Sadly, Thomas Paine is dead and the mainstream media (a clichéd term, I know) seems unwilling to take his place; yes, the same free press that Mr. Paine saw 25,000 Americans die for now airs more coverage on Paris Hilton's DUI than it does on the ongoing massacre in Darfur. (To put the Revolutionary War casualties in perspective, they represented about 1% of the population at the time, or, adjusted for "inflation," 3,000,000 dead Americans in 2007).
So here we are, all dressed up Constitutionally but with no place to go. We all like to blame the press, the government, the amazingly ambiguous "corporations." How many people hear about federal attorneys being fired because they didn't like the administration's politics on CNN, and change the channel? Enough to make a difference. I once had the opportunity for a sit-down with a guy (who will here remain nameless) that works in a media think tank in Washington. During out conversation, he described CNN headquarters in Atlanta to me, and one thing in particular stuck out in my mind: on the wall in their "war room" is a big screen with an ever-moving graph that shows, at any given moment, how many people are tuned in to their channel. As a business, they depend on advertising dollars, which depend on their number of viewers, so they are incentivized in the extreme to maximize viewing. When the graph starts to go down, they change the story. On the whole, when they report on things like Darfur, like Gaza or the West Bank or climate change, their graph goes down. And the story changes.
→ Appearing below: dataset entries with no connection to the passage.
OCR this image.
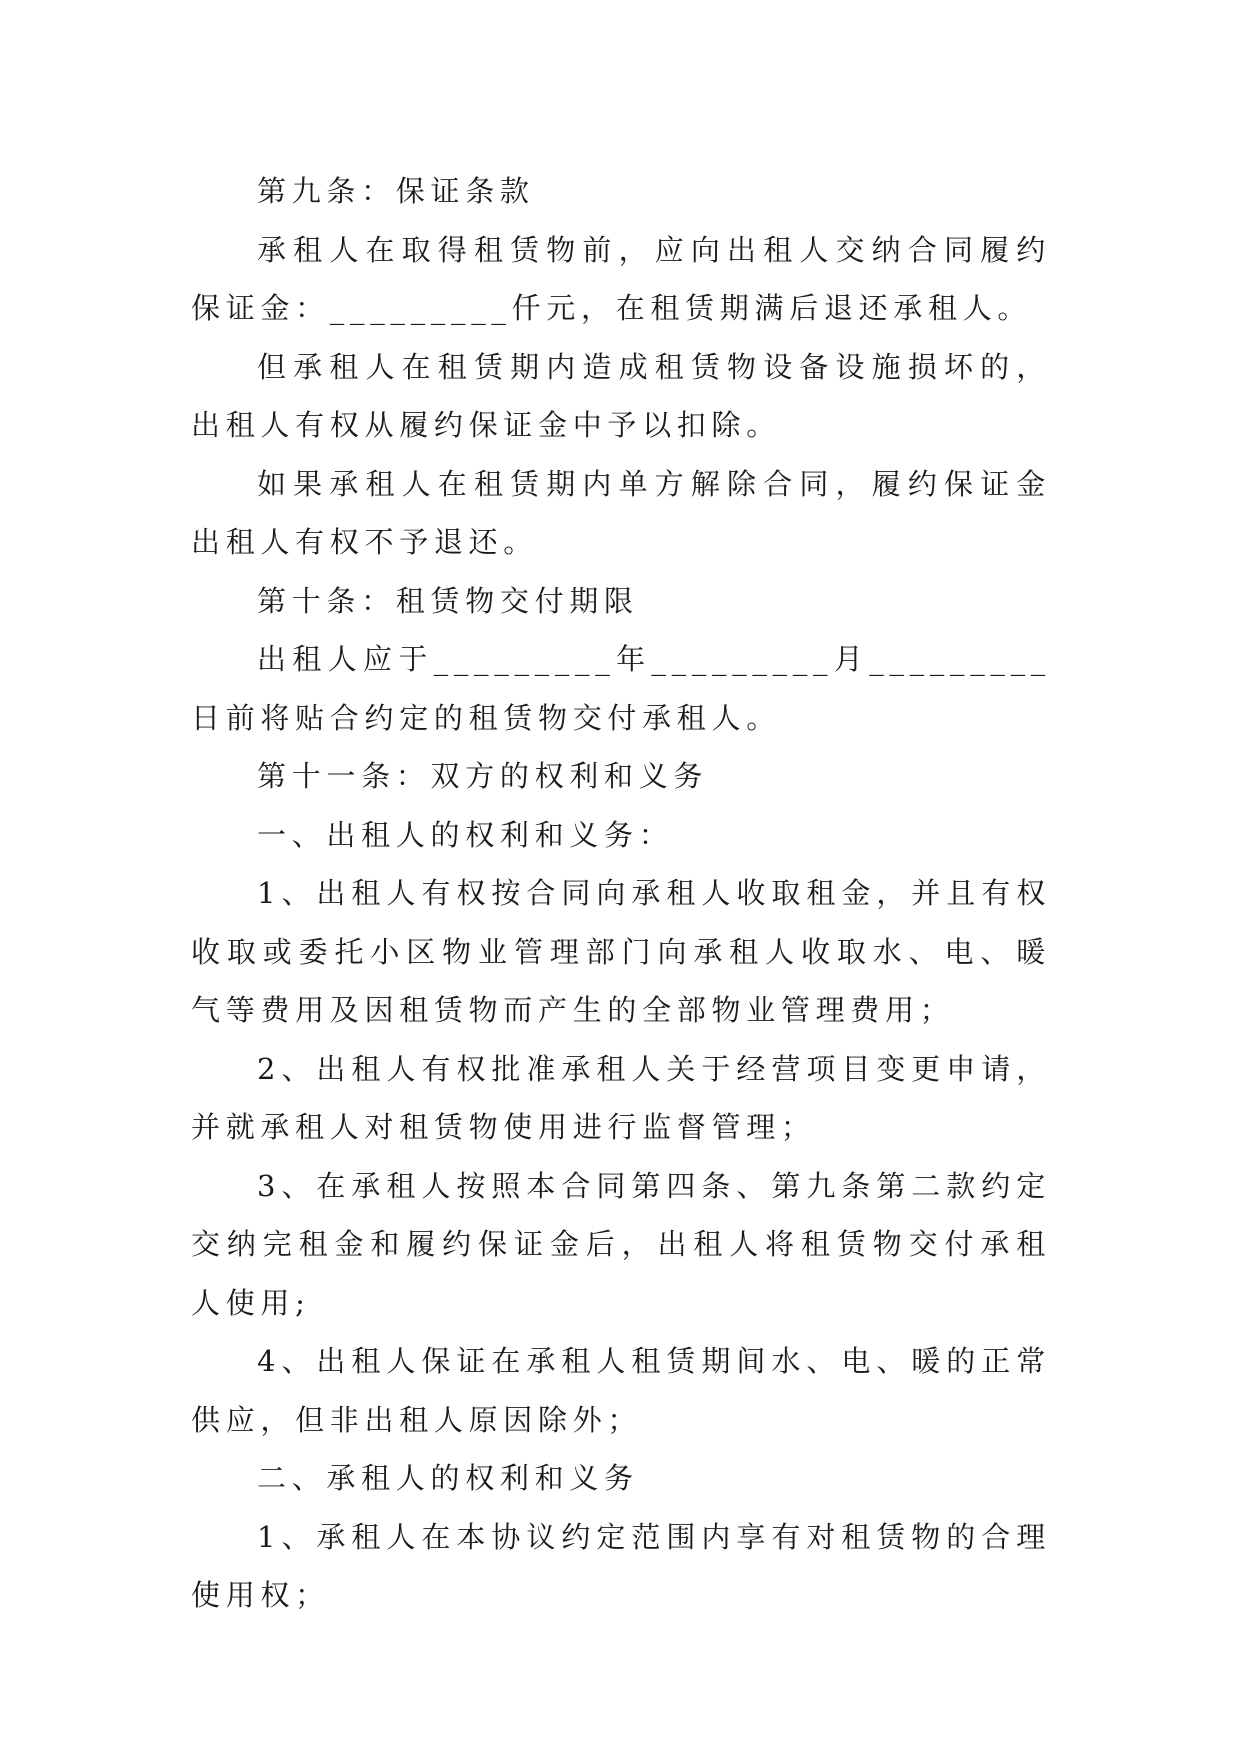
第九条：保证条款

承租人在取得租赁物前，应向出租人交纳合同履约保证金：_________仟元，在租赁期满后退还承租人。

但承租人在租赁期内造成租赁物设备设施损坏的，出租人有权从履约保证金中予以扣除。

如果承租人在租赁期内单方解除合同，履约保证金出租人有权不予退还。

第十条：租赁物交付期限

出租人应于_________年_________月_________日前将贴合约定的租赁物交付承租人。

第十一条：双方的权利和义务

一、出租人的权利和义务：

1、出租人有权按合同向承租人收取租金，并且有权收取或委托小区物业管理部门向承租人收取水、电、暖气等费用及因租赁物而产生的全部物业管理费用；

2、出租人有权批准承租人关于经营项目变更申请，并就承租人对租赁物使用进行监督管理；

3、在承租人按照本合同第四条、第九条第二款约定交纳完租金和履约保证金后，出租人将租赁物交付承租人使用;

4、出租人保证在承租人租赁期间水、电、暖的正常供应，但非出租人原因除外；

二、承租人的权利和义务

1、承租人在本协议约定范围内享有对租赁物的合理使用权；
"Well," someone might indignantly point out, "they ought to show the NEWS, not just whatever the most people want to see." This is the basic mindset of the "it's the fault of the 'corporations'" set. Let's own up, shall we? There could scarcely be a more democratic means of determining news coverage than this. Granted, it's thrown somewhat to mob rule, but such, sadly, is the way with democracy. CNN is not a bad company because they're displaying news that people want to see, and I don't find it disconcerting in the least that they adjust their coverage to show what people want to watch. What DOES worry me is that people tend to shy away from relevant stories in this way.
Yes, it's an anecdotal example, but it's intended only as a microcosm to understand the decay of media in America. Advertising to a group of people with their heads in the sand is hard. So the media, showing perfect business sense, stays away from it. So we have Paris Hilton, Jimmy the water-skiing squirrel, and so on. Because that's what people watch.
This is not an isolated example. We don't just vote with ballots anymore; in fact, that's the least of it. We vote with our eyes for what material generates high ad revenue. We vote with our wallets on all kinds of things. How many times has somebody thought that it's not a big deal, they can afford a few extra bucks for gas, and bought a Jeep Commander instead of a Prius? How many times has someone thought, maybe I can make back those few dollars I'm losing on gas by shopping at Wal-Mart, despite the fact that I disapprove of their labor practices?
This is, of course, a free country. You may buy a Jeep Commander if you like, and you may shop at Wal-Mart if you like. But do not allow yourself the delusional luxury of believing that your actions exist in a vacuum. When you buy the Commander, you are, using your wallet, voting "no" on whether climate change is an important issue to you. When you shop at Wal-Mart, you are voting "no" on whether workers' rights are important to you. If you don't like the way a company is behaving, DON'T BUY FROM THEM. If you don't like the superficial news coverage that you see on a certain channel, DON'T WATCH IT. You vote every single day, whether you know it or not, for SOMETHING. What you vote for is up to you - if you're informed.